SON 30 YILIN ZİRVESİNDE
Her geçen gün daha da berbata giden iklim değişikliğinin dünya çapında Tüm çocukların bugününü ve geleceğini tehdit eden bir Sorun olduğunu vurgulayan Cihan Avcı Braun, şöyle devam etti:
- “İklim değişikliği çocukların yaşama, sıhhat, eğitim, kültürel hayata katılma hakkı başta olmak üzere birçok Temel hakkını tehdit etmektedir. UNICEF’in kısa bir müddet Evvel yayınladığı haberde, Yekün 27 ülkede en az 27,2 milyon çocuğun sel felaketinden etkilendiği, Özellikle Çad, Gambiya, Pakistan ve Kuzeydoğu Bangladeş’te sellerden etkilenen çocuk sayısının 30 yılı aşkın bir müddettir en yüksek düzeye ulaştığı belirtilmiştir.
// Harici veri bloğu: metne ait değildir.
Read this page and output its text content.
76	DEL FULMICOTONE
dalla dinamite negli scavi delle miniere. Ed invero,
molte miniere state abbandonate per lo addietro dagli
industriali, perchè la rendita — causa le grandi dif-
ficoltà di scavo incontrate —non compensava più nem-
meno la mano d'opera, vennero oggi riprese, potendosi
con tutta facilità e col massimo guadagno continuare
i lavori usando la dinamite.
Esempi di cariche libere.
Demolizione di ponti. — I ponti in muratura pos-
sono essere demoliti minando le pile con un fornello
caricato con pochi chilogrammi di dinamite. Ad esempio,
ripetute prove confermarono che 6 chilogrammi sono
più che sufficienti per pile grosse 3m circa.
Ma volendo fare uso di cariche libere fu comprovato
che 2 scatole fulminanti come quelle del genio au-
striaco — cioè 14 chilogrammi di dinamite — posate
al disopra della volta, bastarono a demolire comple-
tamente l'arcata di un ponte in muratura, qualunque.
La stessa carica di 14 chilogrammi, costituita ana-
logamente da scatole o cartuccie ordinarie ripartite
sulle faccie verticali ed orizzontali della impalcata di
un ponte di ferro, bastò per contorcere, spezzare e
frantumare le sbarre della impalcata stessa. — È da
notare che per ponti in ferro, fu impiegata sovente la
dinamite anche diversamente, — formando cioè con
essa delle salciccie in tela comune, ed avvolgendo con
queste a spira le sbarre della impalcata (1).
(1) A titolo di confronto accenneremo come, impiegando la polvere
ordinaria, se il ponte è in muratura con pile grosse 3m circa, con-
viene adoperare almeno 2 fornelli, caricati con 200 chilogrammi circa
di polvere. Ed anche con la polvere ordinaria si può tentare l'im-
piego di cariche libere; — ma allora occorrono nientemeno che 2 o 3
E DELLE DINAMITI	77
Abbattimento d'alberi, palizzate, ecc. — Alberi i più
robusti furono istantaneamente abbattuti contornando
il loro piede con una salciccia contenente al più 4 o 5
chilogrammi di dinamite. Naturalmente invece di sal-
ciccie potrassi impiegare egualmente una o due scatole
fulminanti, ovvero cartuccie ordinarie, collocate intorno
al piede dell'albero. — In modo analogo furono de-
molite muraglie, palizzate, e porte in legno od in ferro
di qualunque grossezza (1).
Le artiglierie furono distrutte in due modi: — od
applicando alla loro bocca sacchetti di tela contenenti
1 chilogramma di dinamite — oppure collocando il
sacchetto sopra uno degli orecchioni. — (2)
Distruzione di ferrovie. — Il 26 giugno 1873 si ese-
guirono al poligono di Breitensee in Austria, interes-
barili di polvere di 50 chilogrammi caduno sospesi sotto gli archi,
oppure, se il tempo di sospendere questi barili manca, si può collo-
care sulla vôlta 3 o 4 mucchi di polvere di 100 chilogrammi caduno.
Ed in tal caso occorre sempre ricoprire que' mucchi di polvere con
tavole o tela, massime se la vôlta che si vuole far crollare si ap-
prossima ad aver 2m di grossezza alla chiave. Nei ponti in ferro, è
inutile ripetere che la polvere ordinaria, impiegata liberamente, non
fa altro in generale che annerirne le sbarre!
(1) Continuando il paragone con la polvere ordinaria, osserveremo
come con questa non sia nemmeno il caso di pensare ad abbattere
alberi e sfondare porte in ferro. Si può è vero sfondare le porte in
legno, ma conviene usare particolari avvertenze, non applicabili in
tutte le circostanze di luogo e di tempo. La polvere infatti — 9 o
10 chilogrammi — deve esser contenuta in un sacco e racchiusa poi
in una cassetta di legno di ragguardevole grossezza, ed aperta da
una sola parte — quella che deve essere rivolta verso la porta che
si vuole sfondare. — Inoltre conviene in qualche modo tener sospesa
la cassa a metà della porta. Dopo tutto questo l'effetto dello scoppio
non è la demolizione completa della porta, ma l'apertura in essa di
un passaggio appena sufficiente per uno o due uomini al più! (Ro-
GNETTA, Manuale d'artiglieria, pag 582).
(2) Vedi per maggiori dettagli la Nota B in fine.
- Daha Fazla iklim değişikliği sebebiyle ortaya çıkan sel felaketlerinin, çocukların boğularak ölmeleri, sıtma ve kolera başta olmak üzere bulaşıcı hastalıkların yayılması, içme suyuna erişimin kısıtlanması, yetersiz beslenme, eğitimin kesintiye uğraması ve çocuğa yönelik şiddetin artması üzere birçok hak mahrumiyetini de beraberinde getirdiği UNICEF tarafından vurgulanmıştır. 2022 BM İklim Değişikliği Konferansı’na UNICEF Delegasyon Lideri olarak katılan Paloma Escudero, çocuk hakları açısında bu durumu ‘Bu Yıl global olarak gibisi görülmemiş bir ölçekte sellere ve bununla Bir arada çocuklar için bir risk patlamasına Şahit oluyoruz’ biçiminde Anlatım etmiştir.”
“SORUMLULUK HEPİMİZDE”
Dr. Öğr. Üyesi Cihan Avcı Braun, birtakım alanlarda çocuk hakları konusunda güzelleşmeler yaşansa da ortaya çıkan yeni krizlerin ve gitgide daha Aka felaketlere yol açan iklim değişikliğinin çocukların Daimi bir formda hak mahrumiyeti yaşamalarına Sebep olduğuna işaret ederek, şunları söyledi:
“Bu mevzuda sorumluluğu yalnızca taraf devletlere yüklemek yerine, kendini çocuk haklarını müdafaaya adayan vakıf, dernek ve kuruluşlara maddi-manevi takviye sağlamanın, çocuk hakkı ihlali gördüğünde hukuka Müsait araçlara müdahale etmenin her bireyin misyonu olduğuna inanıyorum. Bu vazifenin kapsamını dar yorumlamamak gerekir. Örneğin, doğal kaynakları tasarruflu kullanmak bile çocuk haklarına bir katkıdır. Hakikaten her çocuğun çocukluğunu keyifli, huzurlu, sevgi dolu bir ortamda ve pak bir etrafta sağlıklı olarak yaşamaya hakkı vardır.”